Following my postdoctoral training, I was recruited into a faculty position at Stanford University. As a basic science researcher in a clinical department, I became interested in translating how the biological systems I was studying in animals might provide insight into the pathophysiology of neurodevelopmental and neuropsychiatric disorders. Since, I have initiated a series of interwoven studies to elucidate the biological mechanisms underlying complex social functioning, both in novel monkey models and in people with social difficulties. For example, my research team is currently testing the efficacy of a new medication to improve social functioning in children on the autism spectrum, based on research findings from our animal work. (Please see the Parker Lab’s ongoing research studies and publications to learn more about our research program.)

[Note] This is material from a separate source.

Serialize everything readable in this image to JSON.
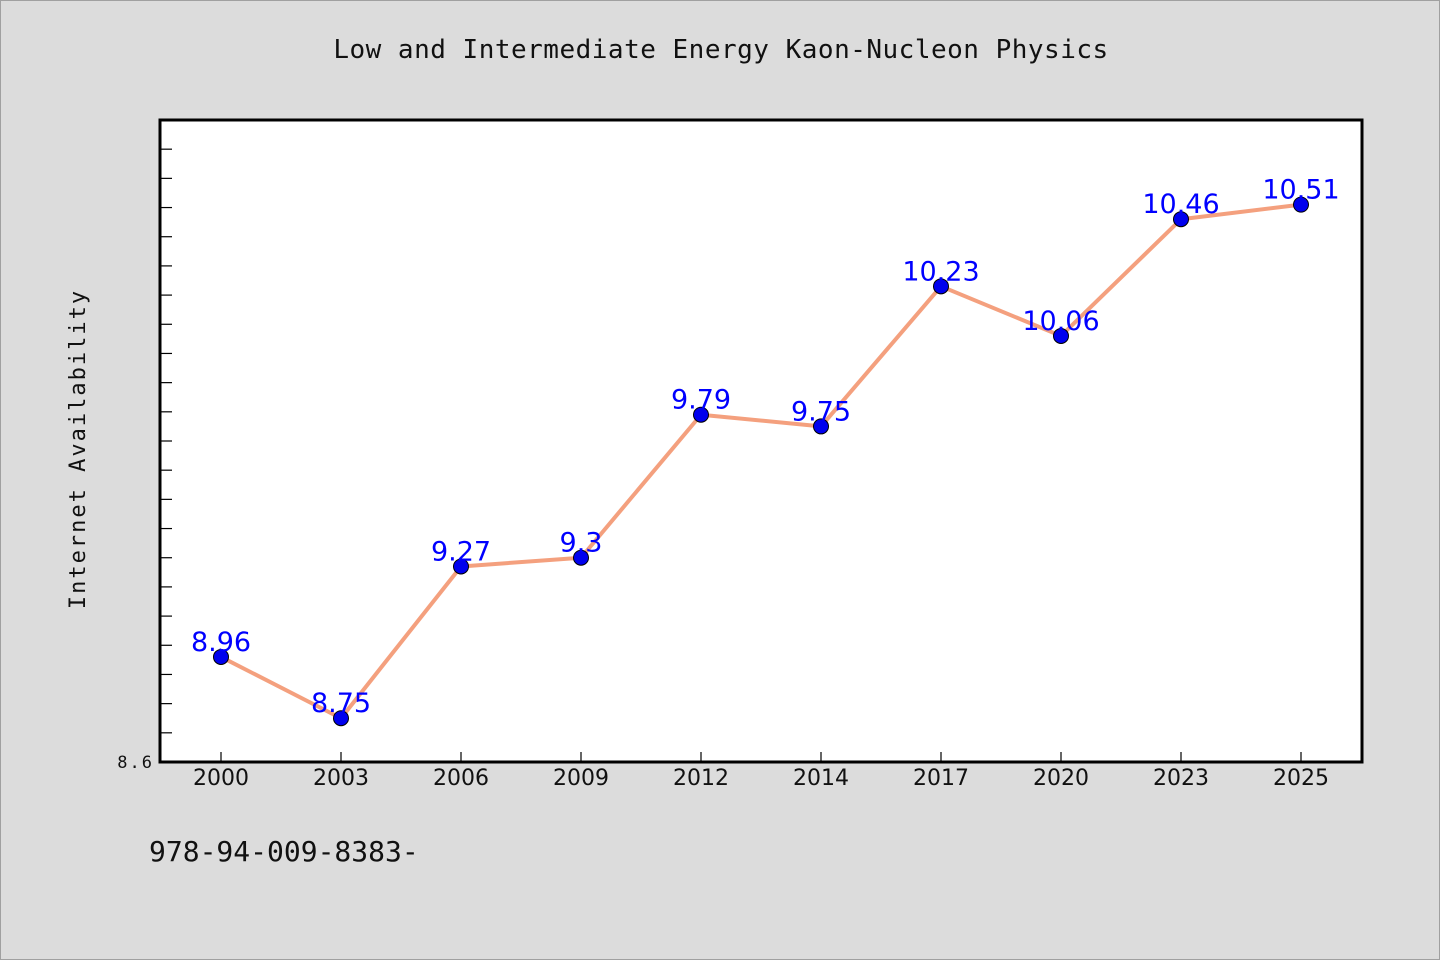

When I am not writing grants or mentoring students in the laboratory, I enjoy traveling, cooking, hiking in the local redwood tree forests with my Australian shepherds, and spending time with my family.
Emory University
James K. Rilling is a Professor of Psychology at Emory University, with a secondary appointment in the Department of Psychiatry and Behavioral Sciences. Dr. Rilling uses brain imaging, genetics and endocrine assays to investigate the biological bases of human social cognition and behavior, with a current focus on caregiving in fathers, grandmothers and dementia caregivers. Much of his research is examining the role of oxytocin signaling in human social cognition and behavior. His latest book is Father Nature: The Science of Paternal Potential (The MIT Press, 2024)
Rockefeller University
Constantina Theofanopoulou is the Herbert and Neil Singer Research Assistant Professor at Rockefeller University, Visiting Scholar at New York University, and Research Associate at Emory University and the U.S. Department of Veteran Affairs. She is the Director of the Neurobiology of Social Communication team. Her research aim is to understand the neural circuits of complex sensory-motor behaviors that serve social communication, specifically, speech and dance, and to identify possible therapies for speech and motor disorders.
For her Ph.D. (Universal Ph.D. title: University of Barcelona, Duke University, and Rockefeller University), she worked on the social reward mechanisms of vocal learning, studying the role of oxytocin in vocal learning in songbirds and in human evolution of sociality, in general. These projects led her to realize that the evolution of the oxytocin/vasotocin gene family was largely misunderstood, an issue that percolated down to an inconsistent gene nomenclature. Using computational genomic tools, she shed light on the evolutionary history of these genes and proposed a universal gene nomenclature. This work laid the foundations for her current clinical project on testing the therapeutic role of oxytocin in speech deficits.